Developer: Devin Davies
Price: Free [$8.99/£6.99 per year]
Size: 247 MB
Version: 2024.2.5
Platform: iPhone & iPad

Crouton

Having recently won a coveted Apple Design Award, Crouton is enjoying something of a second wind some five years after its initial App Store release. It’s been a long time cooking, but the belated attention is more than justified.

Crouton is a meal planner app that lets you import and save recipes from a variety of sources, schedule meals, and draw up easy shopping lists – all with minimal effort.

Crouton formats recipes beautifully

You can send online recipes to the app through the Share tool, and Crouton will analyze and reformat the recipe to meet its own layout. It’ll filter out introductory text, separate and aggregate ingredients, break cooking instructions down into a clear step-by-step guide, and pull out nutritional information.

That’s handy enough, but it’ll also tag ingredients mentioned within those cooking instructions, so that when you tap them the quantity will appear. In a similar way, it’ll tag timings and link them to a one-tap timer, as well as attach an image, cooking times and quantities to the recipe’s thumbnail.

Pull in recipes from the web and print

It’s not just online recipes that can be imported either. Tap the ‘+’ button from the app’s Recipes tab, and you’ll be able to use your iPhone’s camera to take snaps of a magazine or cook book recipe, whereupon Crouton will use AI to process and reconfigure the information.

I found this latter process to be broadly reliable, and even a little magical, though it’s far from perfect.
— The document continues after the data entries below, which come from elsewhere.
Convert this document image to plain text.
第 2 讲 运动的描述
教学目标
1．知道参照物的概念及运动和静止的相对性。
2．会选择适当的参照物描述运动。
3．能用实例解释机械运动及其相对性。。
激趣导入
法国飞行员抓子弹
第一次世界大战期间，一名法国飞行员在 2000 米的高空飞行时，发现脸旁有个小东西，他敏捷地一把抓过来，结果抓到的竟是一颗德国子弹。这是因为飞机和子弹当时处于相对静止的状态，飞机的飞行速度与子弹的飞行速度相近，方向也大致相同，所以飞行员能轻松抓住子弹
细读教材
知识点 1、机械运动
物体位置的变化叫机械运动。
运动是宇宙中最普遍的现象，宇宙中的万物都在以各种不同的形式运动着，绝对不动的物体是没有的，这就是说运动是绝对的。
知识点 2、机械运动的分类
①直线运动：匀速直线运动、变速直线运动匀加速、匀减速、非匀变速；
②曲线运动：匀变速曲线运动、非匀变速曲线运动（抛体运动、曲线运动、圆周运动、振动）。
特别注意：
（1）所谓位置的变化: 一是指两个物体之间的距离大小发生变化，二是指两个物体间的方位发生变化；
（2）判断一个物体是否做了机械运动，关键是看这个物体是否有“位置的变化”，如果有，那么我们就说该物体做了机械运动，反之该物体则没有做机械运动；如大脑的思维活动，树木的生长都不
Crouton’s AI seems unable to pick out related images from printed copy and insert them as thumbnails, forcing you to do it manually. More problematically, it can’t really deal with multi-component recipes, smooshing together all the separate ingredients and instructions, which doesn’t always make sense.

For straightforward linear recipes, however, Crouton’s AI is remarkably effective.

The Discover tab is like a food-focused RSS feed

Crouton also contains a Meal Plan tab that lets you add saved recipes to particular days of the week, while tapping on the shopping basket icon within a recipe lets you add each constituent ingredient to your shopping list.

Plan your meals and add to your shopping list

The Discover tab is only available when you sign up to the monthly or yearly Crouton Discover subscription, where-upon it’ll essentially serve as an RSS feed for recipe websites. A Discover subscription is also needed for the AI import feature.

It’s such a powerful suite of tools, however, and the $8.99/£6.99 per year charge is so reasonable, that we’d highly recommend that you go all-in. Crouton is one of the smartest recipe manager apps we’ve ever used.